What is the difference between kinky and perverted?
Kinky is when an abled-bodied gay male is receiving an anonymous blow job from a physically disabled gay male under the handicapped stall at a rest area.
Perverted is when an abled-bodied gay male has to give a Klondike Bar to a physically disabled gay male to receive an anonymous blow job under the handicapped stall at a rest area.
Why are Palestinian boys so eager to grow a beard?
So they can use their mum's ID to get in the club.
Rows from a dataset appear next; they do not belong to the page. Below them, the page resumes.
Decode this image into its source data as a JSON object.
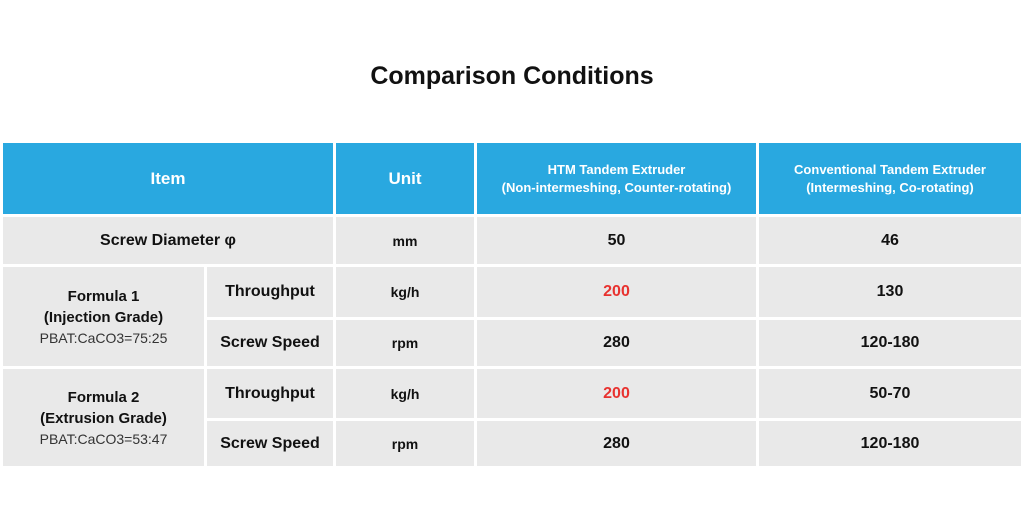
{
  "title": "Comparison Conditions",
  "header": {
    "item": "Item",
    "unit": "Unit",
    "htm_line1": "HTM Tandem Extruder",
    "htm_line2": "(Non-intermeshing, Counter-rotating)",
    "conv_line1": "Conventional Tandem Extruder",
    "conv_line2": "(Intermeshing, Co-rotating)"
  },
  "screw_diameter": {
    "label": "Screw Diameter φ",
    "unit": "mm",
    "htm": "50",
    "conv": "46"
  },
  "formula1": {
    "name": "Formula 1",
    "grade": "(Injection Grade)",
    "ratio": "PBAT:CaCO3=75:25",
    "throughput": {
      "label": "Throughput",
      "unit": "kg/h",
      "htm": "200",
      "conv": "130"
    },
    "screw_speed": {
      "label": "Screw Speed",
      "unit": "rpm",
      "htm": "280",
      "conv": "120-180"
    }
  },
  "formula2": {
    "name": "Formula 2",
    "grade": "(Extrusion Grade)",
    "ratio": "PBAT:CaCO3=53:47",
    "throughput": {
      "label": "Throughput",
      "unit": "kg/h",
      "htm": "200",
      "conv": "50-70"
    },
    "screw_speed": {
      "label": "Screw Speed",
      "unit": "rpm",
      "htm": "280",
      "conv": "120-180"
    }
  },
  "colors": {
    "header_bg": "#29a8e0",
    "cell_bg": "#e9e9e9",
    "highlight": "#e8322f"
  }
}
A guy told a beautiful girl, "Hey, I want to make love to you. If I throw $2000 when you go to pick it up, that's when I'll go. Is that okay?"
She called her husband, and he said, "Okay, but pick it up fast so he doesn't have time to pull his pants down."
Four hours later, she shows up to her house and tells her husband, "THAT FUCKER PAID IN COINS!"
What did the cops say when someone called him racist?
"How can I be racist? My wife's eye is black."
Kate ate food coloring last night. She said she was dying inside.
I didn’t like my beard at first. Then it grew on me.
Why can't you hear a psychiatrist using the bathroom?
Because the "p" is silent.
Why can’t you trust an atom?
Because they make up literally everything.
We have some leak in the fridge. I'm surprised nobody has called a plumber.
What's the difference between America and a flash drive?
One is USA, the other is USB. 😂😂😂
What do your teacher and your friend have in common?
They will both die eventually.
Karolien's life.
What did the bus say to the other bus?
"Beep!"
What is an orphan's favorite Marvel movie?
"Spider-Man: No Way Home."
You're so poor that when you walked into an elevator, you thought it was a mobile home.